When my professor first proposed the idea that I would speak at this conference, I was flattered—and terrified. The excitement of the trip and numerous revisions of my paper pushed the anxiety from my mind for several months, but as the weeks drew closer, I found myself worrying more and more about the presentation.
I have a running mental list of things I am afraid of (the list is bigger than I would like to admit) and near the top, under spiders and deep water, is public speaking. For someone who is just about as terrified as you can be about talking in front of people—the prospect of reading my paper at this conference was not a comforting thought. But I pressed on, determined to ignore the nagging worry and focus on preparations for the conference instead. The week proceeding our trip the anxiety reared its head in protest of the thin blanket of calm I had acquired. "What am I doing?" I thought, "I can’t possibly do this."

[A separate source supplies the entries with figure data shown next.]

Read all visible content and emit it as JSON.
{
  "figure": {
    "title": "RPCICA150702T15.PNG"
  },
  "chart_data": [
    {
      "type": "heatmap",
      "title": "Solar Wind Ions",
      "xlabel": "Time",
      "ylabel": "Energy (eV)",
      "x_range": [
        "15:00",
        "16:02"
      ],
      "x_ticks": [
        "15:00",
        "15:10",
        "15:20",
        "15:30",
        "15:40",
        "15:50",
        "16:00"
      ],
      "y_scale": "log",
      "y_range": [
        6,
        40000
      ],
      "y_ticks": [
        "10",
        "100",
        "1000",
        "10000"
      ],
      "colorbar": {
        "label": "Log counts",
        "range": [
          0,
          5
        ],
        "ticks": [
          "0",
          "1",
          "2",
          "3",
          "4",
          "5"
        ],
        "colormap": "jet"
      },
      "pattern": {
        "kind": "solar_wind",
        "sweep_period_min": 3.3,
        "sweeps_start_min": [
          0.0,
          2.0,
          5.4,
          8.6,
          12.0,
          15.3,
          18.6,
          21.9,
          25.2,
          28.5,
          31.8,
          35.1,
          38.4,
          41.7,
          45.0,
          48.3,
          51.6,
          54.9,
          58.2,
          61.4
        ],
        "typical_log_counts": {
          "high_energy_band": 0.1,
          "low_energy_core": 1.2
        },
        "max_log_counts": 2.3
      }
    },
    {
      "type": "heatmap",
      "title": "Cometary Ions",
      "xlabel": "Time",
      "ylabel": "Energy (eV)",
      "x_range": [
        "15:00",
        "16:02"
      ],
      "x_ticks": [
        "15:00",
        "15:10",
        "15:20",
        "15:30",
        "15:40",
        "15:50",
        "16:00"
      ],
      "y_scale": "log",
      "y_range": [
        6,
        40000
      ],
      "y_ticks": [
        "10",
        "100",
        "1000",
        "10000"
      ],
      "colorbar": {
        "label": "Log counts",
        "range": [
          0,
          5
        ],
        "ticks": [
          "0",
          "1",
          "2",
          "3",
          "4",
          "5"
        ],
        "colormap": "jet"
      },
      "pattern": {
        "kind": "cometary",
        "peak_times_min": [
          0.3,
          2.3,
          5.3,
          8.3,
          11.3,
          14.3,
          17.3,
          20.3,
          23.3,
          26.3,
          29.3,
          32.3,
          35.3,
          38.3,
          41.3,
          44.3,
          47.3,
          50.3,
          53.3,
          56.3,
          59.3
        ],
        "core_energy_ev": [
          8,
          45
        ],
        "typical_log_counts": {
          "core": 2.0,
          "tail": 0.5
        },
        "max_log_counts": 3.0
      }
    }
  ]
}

A few days before the conference I was watching TV with my family, and Allstate’s most recent advertisement came on the screen. The ad showed a little girl talking to her dad, who is examining the family car for damages. When the child opens her mouth to speak, it’s not her voice that comes out, telling her father about their insurance policy, but the voice of Denis Haysbert, the Allstate spokesman of many years.
I smiled. This reminded me of what God does for us.
“Not my voice, but yours,” I prayed.
Yes, I had typed every word on my paper, but only through God would those words come out of my mouth in the face of the daunting task ahead of me.
And that’s exactly what happened.
The day dawned when our panel was to present, bringing with it nervous jitters and an anxious stomach. Being the chair for the panel, it was my job to welcome everyone and introduce my classmates before they read their papers, which meant I read last, enabling the mounting anxiety to engulf me.
But it didn’t.
With a full glass of water and the hand of God, my heart stilled and my breathing slowed so that I was able to deliver a clear reading to the audience members gathered.
This experience has shown me how much I underestimate myself. I am constantly reminded how God carries us through dark woods into sunny meadows, whispering, "be still" to our fears. Without fear holding us back, we can take on the world. What are you waiting for? Step outside your comfort zone and have peace, knowing who holds you.
I still don’t
know what I will do with my life after college—hopefully it will
involve more conferences, and certainly it will involve more learning
experiences—but wherever the next years take me, I know I am in good hands.